Zö ( Hezuo)

A lot Packed into Two Letters

 (གཙོས་) means “antelope” in Tibetan. It also signifies the city of Zö (or Hezuo in Chinese). As the capitol of Gannan Tibet Autonomous Prefecture, Zö is naturally the economic, political, educational, and cultural center of the prefecture. Zö lies on the northeastern edge of the Tibetan plateau at an average elevation of 3,000 meters. In 2015, its population was 90,000 people and it represented 24 ethnic groups. The vast majority of residents, however, are Tibetan.

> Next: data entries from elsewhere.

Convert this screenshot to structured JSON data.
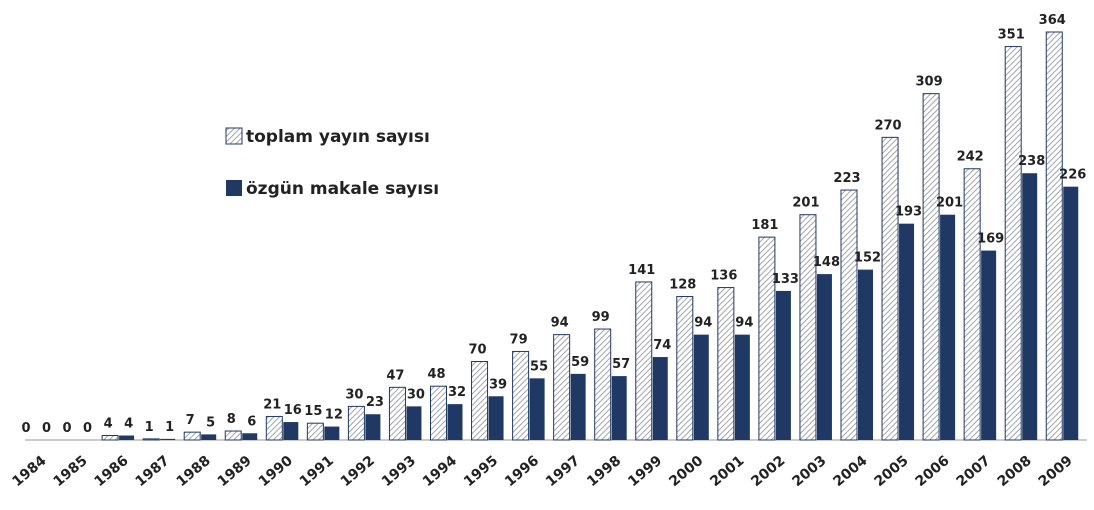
{
  "chart_data": {
    "type": "bar",
    "categories": [
      "1984",
      "1985",
      "1986",
      "1987",
      "1988",
      "1989",
      "1990",
      "1991",
      "1992",
      "1993",
      "1994",
      "1995",
      "1996",
      "1997",
      "1998",
      "1999",
      "2000",
      "2001",
      "2002",
      "2003",
      "2004",
      "2005",
      "2006",
      "2007",
      "2008",
      "2009"
    ],
    "series": [
      {
        "name": "toplam yayın sayısı",
        "color": "#1f3864",
        "values": [
          0,
          0,
          4,
          1,
          7,
          8,
          21,
          15,
          30,
          47,
          48,
          70,
          79,
          94,
          99,
          141,
          128,
          136,
          181,
          201,
          223,
          270,
          309,
          242,
          351,
          364
        ]
      },
      {
        "name": "özgün makale sayısı",
        "color": "#1f3864",
        "values": [
          0,
          0,
          4,
          1,
          5,
          6,
          16,
          12,
          23,
          30,
          32,
          39,
          55,
          59,
          57,
          74,
          94,
          94,
          133,
          148,
          152,
          193,
          201,
          169,
          238,
          226
        ]
      }
    ]
  }
}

Good lodging and great dining are easy to find in Zö. Want good entertainment? You’re in luck. Zö is home to the largest Tibetan opera theater in Gannan Prefecture. If you want to see professionals dance and sing in traditional Tibetan performances, make sure you go to the opera in town. It is open nightly, except in the winter season. Remarkably, the opera troupe from Zo performed in Israel in December 2017.

Gannan Breakdown

Gannan Tibet Autonomous Prefecture was founded in 1953 with seven counties and one city. Those counties are Lintan county ( Tibetan:ལིན་ཐན་རྫོང་།, Chinese:临潭县), Jonê county ( Tibetan:ཅོ་ནེ་རྫོང་།  Chinese: 卓尼县, Luqu county ( Tibetan:ཀླུ་ཆུ་རྫོང་། Chinese: Luqu 碌曲县), Maqu county ( Tibetan:རྨ་ཆུ་རྫོང་།, Chinese: 玛曲县), Tewo county( Tibetan: ཐེ་བོ་རྫོང་། Chinese: 迭部县),Zhouqu county ( Tibetan: འབྲུག་ཆུ་རྫོང་། Chinese: 舟曲县), and Xiahe county ( Tibetan: བསང་ཆུ་རྫོང་། Chinese:夏河县) with Hezuo (Zö གཙོས་གྲོང་ཁྱེར) being the city. 

Zö – Hezuo Century Square

Right in the middle of the city, as in many other Chinese places, is a town square. Hezuo Century Square was built in 2000 and has become the cultural and communal heart of the city. People gather there in the morning for exercise. Local shows and other forms of entertainment pop up in the square from time to time. Most importantly, every evening at 7:00 pm people of all ages come to the square to dance the traditional Tibetan circle dance. Anyone can jump in.

Milarepa Fame

The famous Milarepa Temple towers above the main road toward Xiahe, about two kilometers from the bus station. Milarepa lived in the twelfth century and stands out among Tibet’s most famous Buddhist teachers (of the Kagyu tradition). The temple in his name was built in 1777. It was destroyed during the Cultural Revolution but was rebuilt in 1988. Each of its nine floors displays many varieties of Buddhist statues, deities, and scriptures. Local Tibetans circumambulate the temple daily.

Gansu Normal University for Nationalities is located in southwest Zo, about two kilometers from the center of the city. Founded in 1984, the university is renowned for its beauty. Presently, there are over 10,000 students and 700 faculty.